The prime topic of discussion in this session quickly evolved into considering whether Hindi should be made compulsory in India and if it should become the administrative language as well.

The esteemed panelist in the sessions included renowned television personality, journalist, and author Mrinal Pandey; literary- critic, essayist, and Indian poet Ashok Vajpeyi, Indian novelist and columnist Shobhaa De, and Tamil writer, novelist, and documentary film director, Joe D’Cruz.

Mr. Ashok Vajpeyi opened the discussion, stating that there were primarily two questions we needed to ask in considering whether Hindi should become our official language. First, what is the current capacity of people all over the country to conduct official work in Hindi. For whom other languages are more predominant, would they ever be in a position to navigate Hindi with dexterity, if it were to become the official administrative language?

“’Official language’ is a very small part of language and it is not the most creative, nor the most popular. It is the furthest from spoken language,” he contends.

Speaking from his experience as a civil servant, Vajpeyi stated that 80 per cent of his work was quite routine and tedious. Given that carrying out the task of Hindi-izing administrative work would involve translating from one’s native tongue, this policy would only further overburden civil servants and the process of translating itself might add more errors and confusion.

Shobhaa De addressed the issue at a more personal level: “The state can never own the language – the person does, and that is the beauty of it.”

She provided insights into how social media expanded the dynamics of language and how the young are proud to have mastered the art.

“Hindi was never declared the official language of India. Say with pride that this [regional language] is my language, for better or for worse.”

Author and director, Joe D’cruz, questioned whether government administration in a particular language meant that it would become a vehicle for them to contribute to it. For example, even though Tamil Nadu controls the state with Tamil, does it contribute to the language?

“We forget our forefathers who spent a lot of time developing these languages,” he said. For their sake, we have the responsibility as individuals today to continue the propagation and development of our languages, akin to maintaining the sanctity of any other legacy. He urged the audience to go beyond pride: “We should first be proud, but being proud, we should also be able to contribute and thus be responsible for the language.”

Mr Vajpai attributed the preservation of regional languages that has happened thus far to the credit of translated books. By making regional wisdom more accessible to readers beyond the region, the national push for and awareness about propogating regional languages has gained momentum. Now, a Gujarati or Kannada author is known in other parts of the country.

“In India, every language is in the vicinity of another language” he noted, adding that “Indian languages are very porous.”

For example, take the word “Rail Gadi” where the work “rail” was borrowed from English and added to the Hindi word for vehicle.

“We can’t change languages, no matter how big a scholar one is.

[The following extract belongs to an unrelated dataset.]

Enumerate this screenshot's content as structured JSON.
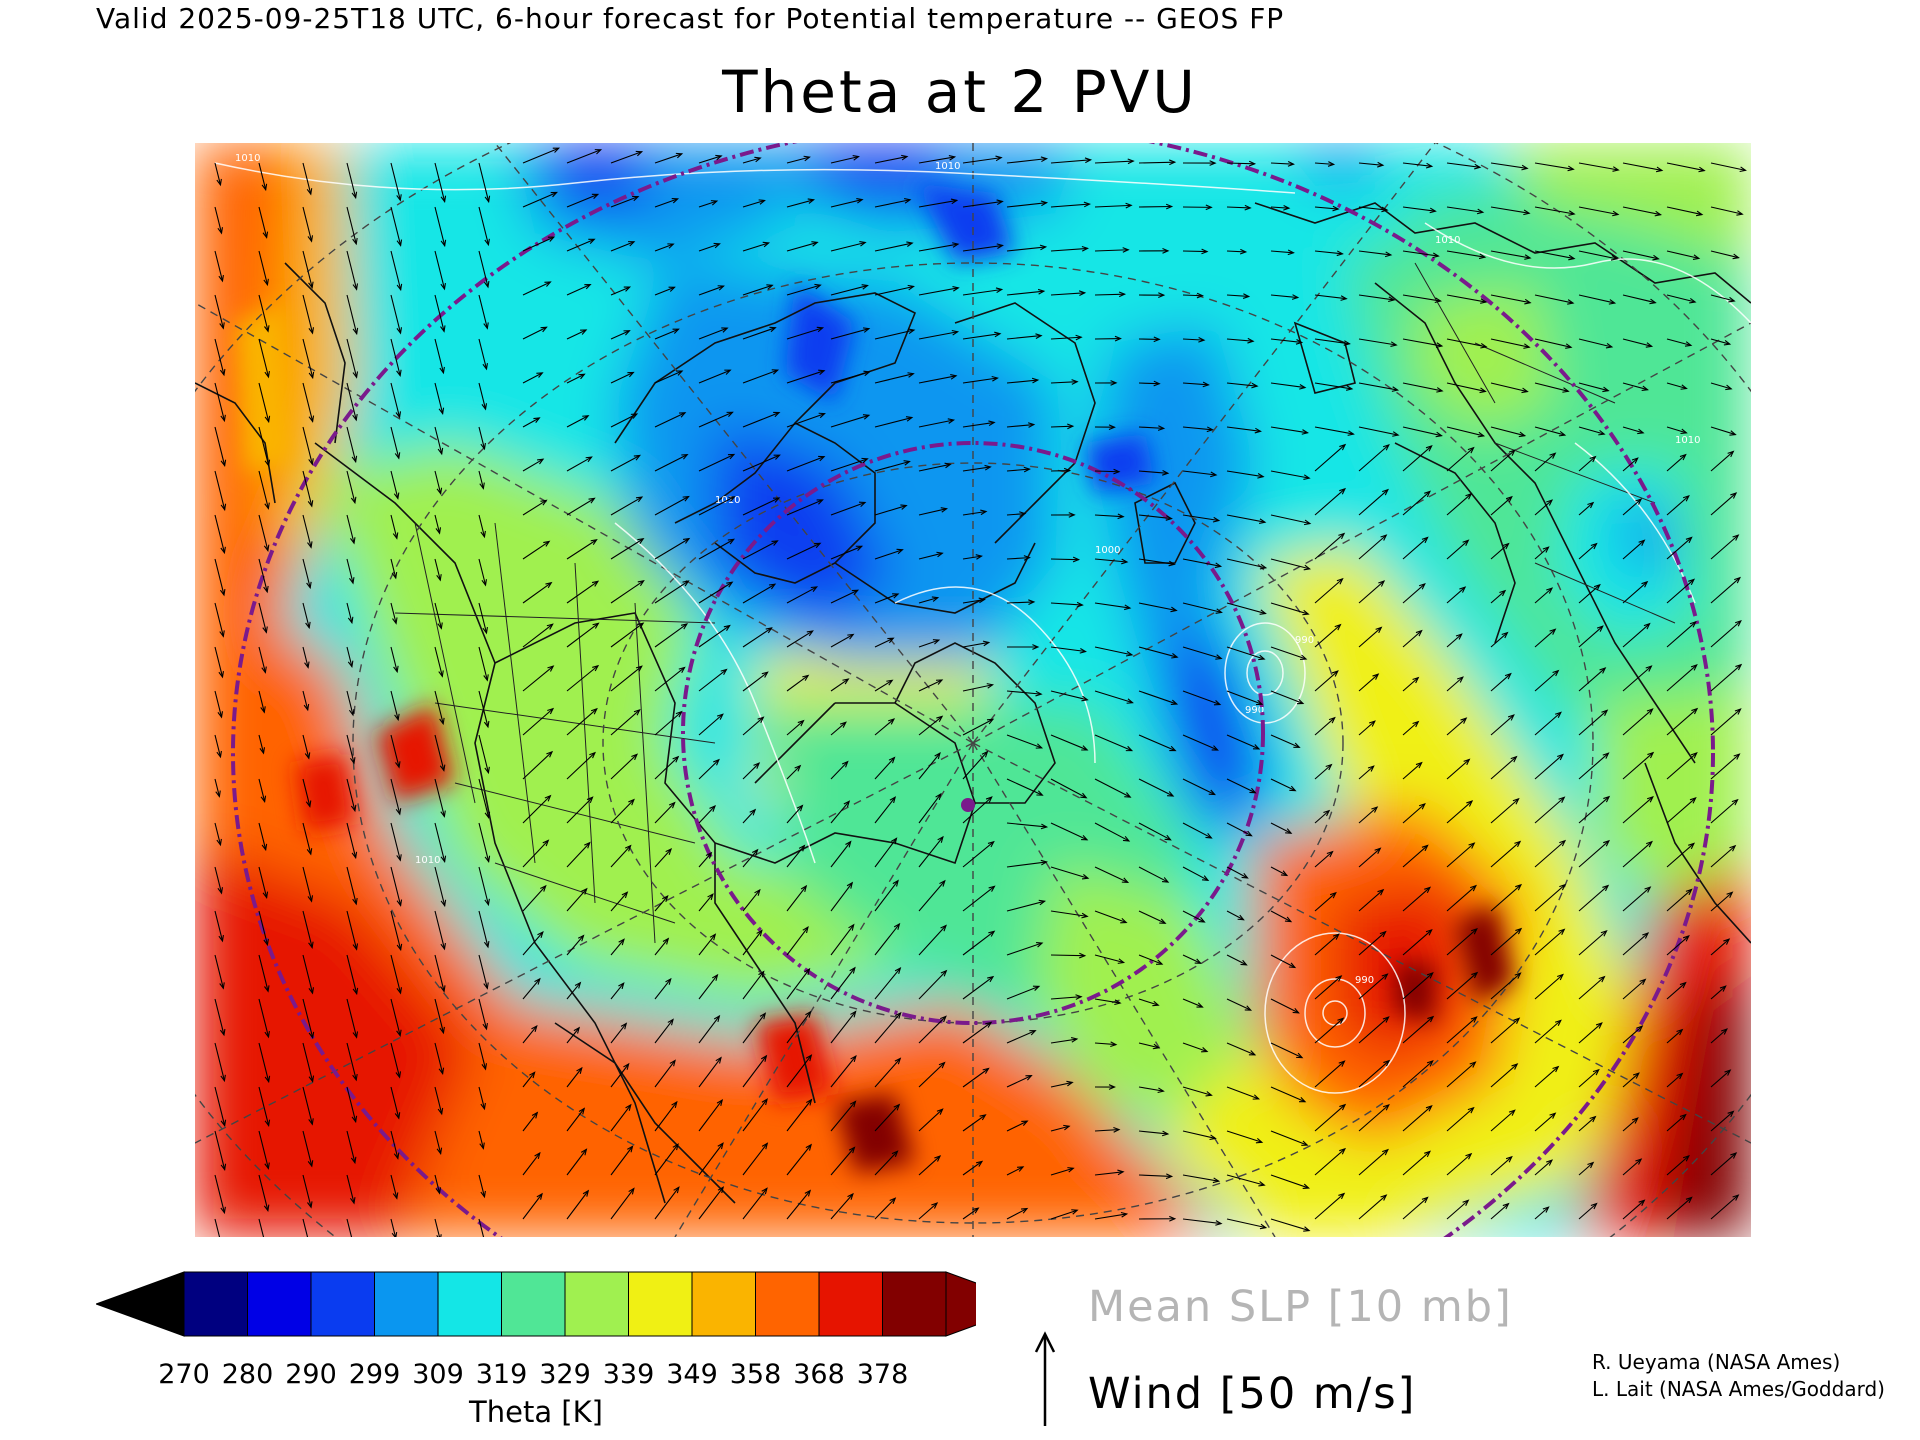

Only people can change [languages] and every language steals from every other language.”

“As a Hindi writer, as a Hindi journalist, and as the daughter of a Hindi writer, I am really upset about Hindi being made the official language”, said Mrinal Pandey. She also pointed out the legislative hurdles to be faced in making this a reality. According to the Constitution, unless non-Hindi speaking states agree, Hindi cannot be made the official language of the country.

Speaking as a writer and translator of several books, she believes the DNA of languages are the same and that not much is lost in translation. Somehow, we’ve chosen to overlook that a third of the Indian population lives in poverty. Why is this not more a matter of disrespect rather than the concern that not speaking Hindi will makes us lose face.

By the end of the discussion, the panelists concurred: Hindi should not be imposed upon the nation. Rather, the richness of each language should be embraced and allowed to evolve.

Across the board, panelists resist the imposition of Hindi across the nation.

Across the board, panelists resist the imposition of Hindi across the nation.